Greece’s coastguard alleged that the occupants of the boat deliberately overturned it as a coastguard vessel approached.
“The coastguards’ account of this encounter is that the vessel, a rubber dinghy, approached the maritime border line accompanied by a Turkish coastguard vessel, which then turned away once they had ensured the vessel had entered Greek waters,” said Al Jazeera’s John Psaropoulos, reporting from Lesbos.
In a statement on Sunday, Greek government spokesman Stelios Petsas alleged Turkey had been encouraging people to test the Greek border.
“Instead of curtailing networks of people smugglers, Turkey has itself become a smuggler,” said Petsas.
Thousands of refugees and migrants are trying to find a way across Turkey’s western border with Greece, with only dozens managing to pass through either border fences or crossing the river that runs along the frontier.
At least 1,000 refugees and migrants have reached Greece’s Eastern Aegean islands since Sunday morning, a police official told Reuters news agency.
This comes after Turkey opened its side of the frontier to refugees and migrants to leave the country for Europe. Others are trying to reach Greek islands from the Turkish coast.
Turkey declared its borders open amid a Russia-backed Syrian government offensive into Syria’s northwestern Idlib province.
“It is a very large increase compared with usual inflows,” reported Psaropoulos.
“People here on the island have been getting very nervous about whether that will continue – and some people have been showing persistent determination and resolve to prevent the authorities from doing what they normally do, which is search-and-rescue at sea and resupply of the camp at Moria.

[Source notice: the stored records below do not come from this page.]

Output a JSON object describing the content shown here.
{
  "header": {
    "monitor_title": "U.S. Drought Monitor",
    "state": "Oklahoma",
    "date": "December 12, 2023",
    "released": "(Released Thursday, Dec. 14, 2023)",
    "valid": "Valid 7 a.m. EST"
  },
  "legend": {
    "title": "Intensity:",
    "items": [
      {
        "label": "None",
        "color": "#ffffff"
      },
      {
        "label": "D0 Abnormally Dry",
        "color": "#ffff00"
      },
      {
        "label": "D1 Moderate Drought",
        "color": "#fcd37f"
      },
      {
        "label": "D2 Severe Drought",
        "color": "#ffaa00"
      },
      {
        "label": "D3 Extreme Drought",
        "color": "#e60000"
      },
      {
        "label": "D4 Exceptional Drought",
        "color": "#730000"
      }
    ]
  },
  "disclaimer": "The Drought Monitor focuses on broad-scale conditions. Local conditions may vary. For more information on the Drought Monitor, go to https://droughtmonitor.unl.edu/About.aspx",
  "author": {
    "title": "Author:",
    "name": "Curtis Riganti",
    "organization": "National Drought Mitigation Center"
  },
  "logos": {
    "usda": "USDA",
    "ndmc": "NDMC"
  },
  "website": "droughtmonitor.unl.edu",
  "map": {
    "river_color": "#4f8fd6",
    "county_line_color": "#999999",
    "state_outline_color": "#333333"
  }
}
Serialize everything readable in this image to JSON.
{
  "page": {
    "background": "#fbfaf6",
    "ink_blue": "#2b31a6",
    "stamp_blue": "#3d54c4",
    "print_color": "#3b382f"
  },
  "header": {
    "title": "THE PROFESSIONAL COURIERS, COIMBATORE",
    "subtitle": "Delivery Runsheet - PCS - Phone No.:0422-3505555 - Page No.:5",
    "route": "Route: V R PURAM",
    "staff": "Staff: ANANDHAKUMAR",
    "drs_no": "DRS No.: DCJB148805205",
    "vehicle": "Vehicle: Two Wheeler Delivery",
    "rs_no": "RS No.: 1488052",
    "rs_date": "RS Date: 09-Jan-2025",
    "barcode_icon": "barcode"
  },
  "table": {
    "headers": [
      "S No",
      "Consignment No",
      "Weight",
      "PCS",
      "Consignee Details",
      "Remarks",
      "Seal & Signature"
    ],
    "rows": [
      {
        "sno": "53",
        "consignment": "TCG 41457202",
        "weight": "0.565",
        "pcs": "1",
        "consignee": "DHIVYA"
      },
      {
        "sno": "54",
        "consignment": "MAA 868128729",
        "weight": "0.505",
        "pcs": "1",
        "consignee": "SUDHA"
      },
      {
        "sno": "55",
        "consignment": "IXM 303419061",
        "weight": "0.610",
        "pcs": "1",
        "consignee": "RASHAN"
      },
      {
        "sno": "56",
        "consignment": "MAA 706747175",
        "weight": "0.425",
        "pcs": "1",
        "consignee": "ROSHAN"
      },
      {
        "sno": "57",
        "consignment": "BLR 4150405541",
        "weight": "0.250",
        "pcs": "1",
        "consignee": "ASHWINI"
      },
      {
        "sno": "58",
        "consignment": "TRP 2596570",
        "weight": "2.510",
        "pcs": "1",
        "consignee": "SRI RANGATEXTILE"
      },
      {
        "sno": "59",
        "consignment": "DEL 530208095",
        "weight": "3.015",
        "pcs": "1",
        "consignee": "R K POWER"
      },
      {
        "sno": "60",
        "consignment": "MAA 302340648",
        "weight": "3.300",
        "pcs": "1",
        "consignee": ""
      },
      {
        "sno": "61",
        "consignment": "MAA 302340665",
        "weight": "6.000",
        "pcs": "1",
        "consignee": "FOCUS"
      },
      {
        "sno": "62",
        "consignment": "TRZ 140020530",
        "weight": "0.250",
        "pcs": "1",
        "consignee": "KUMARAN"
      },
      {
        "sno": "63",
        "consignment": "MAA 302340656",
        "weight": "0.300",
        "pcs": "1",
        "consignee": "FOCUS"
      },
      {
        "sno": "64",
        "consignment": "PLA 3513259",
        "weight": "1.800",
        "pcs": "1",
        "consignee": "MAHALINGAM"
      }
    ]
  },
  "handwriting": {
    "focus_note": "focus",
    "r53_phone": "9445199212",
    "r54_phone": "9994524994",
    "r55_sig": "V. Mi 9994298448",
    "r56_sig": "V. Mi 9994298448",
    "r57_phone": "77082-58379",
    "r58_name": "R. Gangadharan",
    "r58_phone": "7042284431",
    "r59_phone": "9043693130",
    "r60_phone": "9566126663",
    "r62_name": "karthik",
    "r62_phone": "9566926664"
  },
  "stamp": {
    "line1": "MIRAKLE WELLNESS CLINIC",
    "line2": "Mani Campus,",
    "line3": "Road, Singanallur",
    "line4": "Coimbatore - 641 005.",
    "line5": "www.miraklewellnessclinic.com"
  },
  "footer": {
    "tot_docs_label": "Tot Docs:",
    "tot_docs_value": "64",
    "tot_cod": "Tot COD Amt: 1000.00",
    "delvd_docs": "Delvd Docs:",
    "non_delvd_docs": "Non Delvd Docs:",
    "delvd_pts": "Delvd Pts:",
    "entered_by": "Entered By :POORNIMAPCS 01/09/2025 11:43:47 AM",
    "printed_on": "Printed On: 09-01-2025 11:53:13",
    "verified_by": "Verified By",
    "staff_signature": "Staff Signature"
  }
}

“They have been blocking the roads to the camp – to camera crews, all journalists, to the authorities and also to any who have any work at the camp. This is the attitude we have seen on the island in the past 24 hours.”

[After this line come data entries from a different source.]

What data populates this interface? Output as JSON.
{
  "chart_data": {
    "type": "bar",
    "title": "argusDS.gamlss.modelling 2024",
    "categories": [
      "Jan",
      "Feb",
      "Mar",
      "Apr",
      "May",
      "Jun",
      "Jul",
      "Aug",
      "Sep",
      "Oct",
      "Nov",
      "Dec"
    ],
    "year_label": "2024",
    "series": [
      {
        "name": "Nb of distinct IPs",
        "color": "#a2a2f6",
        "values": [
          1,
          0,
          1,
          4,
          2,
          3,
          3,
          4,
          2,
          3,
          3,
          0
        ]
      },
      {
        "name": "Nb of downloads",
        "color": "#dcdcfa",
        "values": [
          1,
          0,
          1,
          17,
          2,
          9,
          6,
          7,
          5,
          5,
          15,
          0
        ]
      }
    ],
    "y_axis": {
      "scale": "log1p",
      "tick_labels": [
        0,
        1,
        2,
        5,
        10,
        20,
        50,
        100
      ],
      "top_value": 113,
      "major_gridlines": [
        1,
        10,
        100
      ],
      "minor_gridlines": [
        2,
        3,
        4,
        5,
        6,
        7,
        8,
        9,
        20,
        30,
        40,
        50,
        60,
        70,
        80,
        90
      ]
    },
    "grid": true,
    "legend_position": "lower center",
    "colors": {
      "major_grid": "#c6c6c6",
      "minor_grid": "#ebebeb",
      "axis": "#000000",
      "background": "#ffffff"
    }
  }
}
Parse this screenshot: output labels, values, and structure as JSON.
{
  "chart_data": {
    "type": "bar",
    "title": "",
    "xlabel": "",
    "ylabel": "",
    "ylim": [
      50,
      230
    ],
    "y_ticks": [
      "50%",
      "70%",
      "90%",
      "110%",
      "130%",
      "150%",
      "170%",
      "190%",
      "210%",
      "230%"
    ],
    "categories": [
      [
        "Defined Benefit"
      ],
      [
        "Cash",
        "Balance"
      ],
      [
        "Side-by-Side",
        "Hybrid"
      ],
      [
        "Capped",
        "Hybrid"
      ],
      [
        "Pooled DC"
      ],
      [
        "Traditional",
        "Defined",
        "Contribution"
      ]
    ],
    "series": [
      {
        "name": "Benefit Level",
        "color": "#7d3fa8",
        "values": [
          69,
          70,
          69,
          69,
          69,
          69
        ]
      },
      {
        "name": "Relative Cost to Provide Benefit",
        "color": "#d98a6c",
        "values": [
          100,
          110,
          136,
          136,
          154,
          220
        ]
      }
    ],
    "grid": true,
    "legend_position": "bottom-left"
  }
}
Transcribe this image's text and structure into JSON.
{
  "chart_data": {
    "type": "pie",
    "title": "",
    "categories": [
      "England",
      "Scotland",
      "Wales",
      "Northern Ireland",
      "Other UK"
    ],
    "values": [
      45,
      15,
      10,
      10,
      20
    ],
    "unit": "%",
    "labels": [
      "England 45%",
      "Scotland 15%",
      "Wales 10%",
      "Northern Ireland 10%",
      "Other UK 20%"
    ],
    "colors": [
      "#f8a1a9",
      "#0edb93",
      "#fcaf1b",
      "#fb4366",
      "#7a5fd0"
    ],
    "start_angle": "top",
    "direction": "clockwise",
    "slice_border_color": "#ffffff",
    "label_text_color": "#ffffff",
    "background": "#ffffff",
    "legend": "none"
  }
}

Greece’s prime minister also announced he was freezing asylum applications following a meeting of the National Security Council on Sunday.
“As of now, we will not be accepting any new asylum applications for one month,” Kyriakos Mitsotakis tweeted. Greece is currently processing 125,000 applications and appeals.

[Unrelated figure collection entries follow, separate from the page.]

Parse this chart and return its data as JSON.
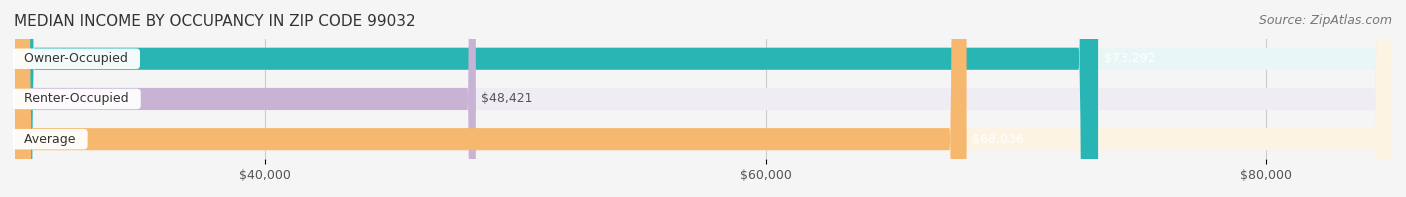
{
  "title": "MEDIAN INCOME BY OCCUPANCY IN ZIP CODE 99032",
  "source": "Source: ZipAtlas.com",
  "categories": [
    "Owner-Occupied",
    "Renter-Occupied",
    "Average"
  ],
  "values": [
    73292,
    48421,
    68036
  ],
  "labels": [
    "$73,292",
    "$48,421",
    "$68,036"
  ],
  "bar_colors": [
    "#2ab5b5",
    "#c9b3d4",
    "#f5b86e"
  ],
  "bar_background_colors": [
    "#e8f6f6",
    "#f0ecf4",
    "#fdf3e3"
  ],
  "label_colors": [
    "#ffffff",
    "#555555",
    "#ffffff"
  ],
  "xlim_min": 30000,
  "xlim_max": 85000,
  "xticks": [
    40000,
    60000,
    80000
  ],
  "xtick_labels": [
    "$40,000",
    "$60,000",
    "$80,000"
  ],
  "bar_height": 0.55,
  "bar_gap": 0.15,
  "title_fontsize": 11,
  "source_fontsize": 9,
  "label_fontsize": 9,
  "tick_fontsize": 9,
  "category_fontsize": 9,
  "background_color": "#f5f5f5"
}
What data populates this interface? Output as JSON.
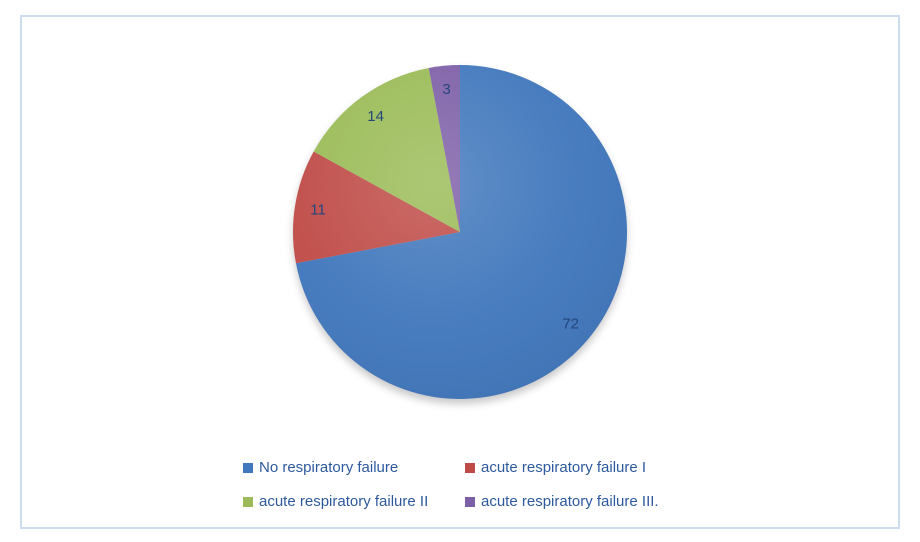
{
  "chart_data": {
    "type": "pie",
    "title": "",
    "categories": [
      "No respiratory failure",
      "acute respiratory failure I",
      "acute respiratory failure II",
      "acute respiratory failure III."
    ],
    "values": [
      72,
      11,
      14,
      3
    ],
    "colors": [
      "#4177BC",
      "#BF4B47",
      "#9ABB57",
      "#7D5FA7"
    ],
    "start_angle_deg": 0,
    "direction": "clockwise",
    "data_labels_shown": true,
    "label_color": "#24477D",
    "legend_position": "bottom",
    "legend_rows": 2,
    "legend_text_color": "#2D5A9E"
  },
  "frame": {
    "border_color": "#CDDCEF",
    "background_color": "#FFFFFF"
  }
}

Greece is invoking Article 78 of the Treaty on the Functioning of the European Union, which allows the EU to provide Athens with assistance in an “emergency situation characterised by a sudden inflow of nationals of third countries”.
A deal was reached between the European Union and Turkey after a crisis in 2015 saw waves of refugees arriving on Europe’s shores, many who remain in Turkey.
The deal calls for the EU to pay a total of six billion euros ($6.7bn) to help Turkey accommodate the crowds and hold them back from EU borders. So far, 3.2 billion euros ($3.6bn) have already been paid out, a spokesman for German Chancellor Angela Merkel said on Monday.
Turkey now hosts some four million refugees – the majority of them Syrians – but has called for the EU to provide additional support for hosting them.
A fresh surge of migrants has arrived on its border with Greece in recent days after an escalation of fighting in Syria’s Iblib province between Turkey and Russian-backed Syrian forces.
Turkey’s President Recep Tayyip Erdogan has warned he no longer feels bound by the agreement and had opened the country’s borders to the EU.
“After we opened the doors, there were multiple calls saying ‘close the doors’. I told them ‘it’s done. It’s finished. The doors are now open. Now, you will have to take your share of the burden’,” he said on Monday.
“Hundreds of thousands have crossed, soon it will reach millions,” he said. But the numbers remain in dispute.
Erdogan also said he hoped to reach a deal on a ceasefire in Syria when he meets his Russian counterpart Vladimir Putin on Thursday, following intense fighting in the last opposition holdout of Idlib.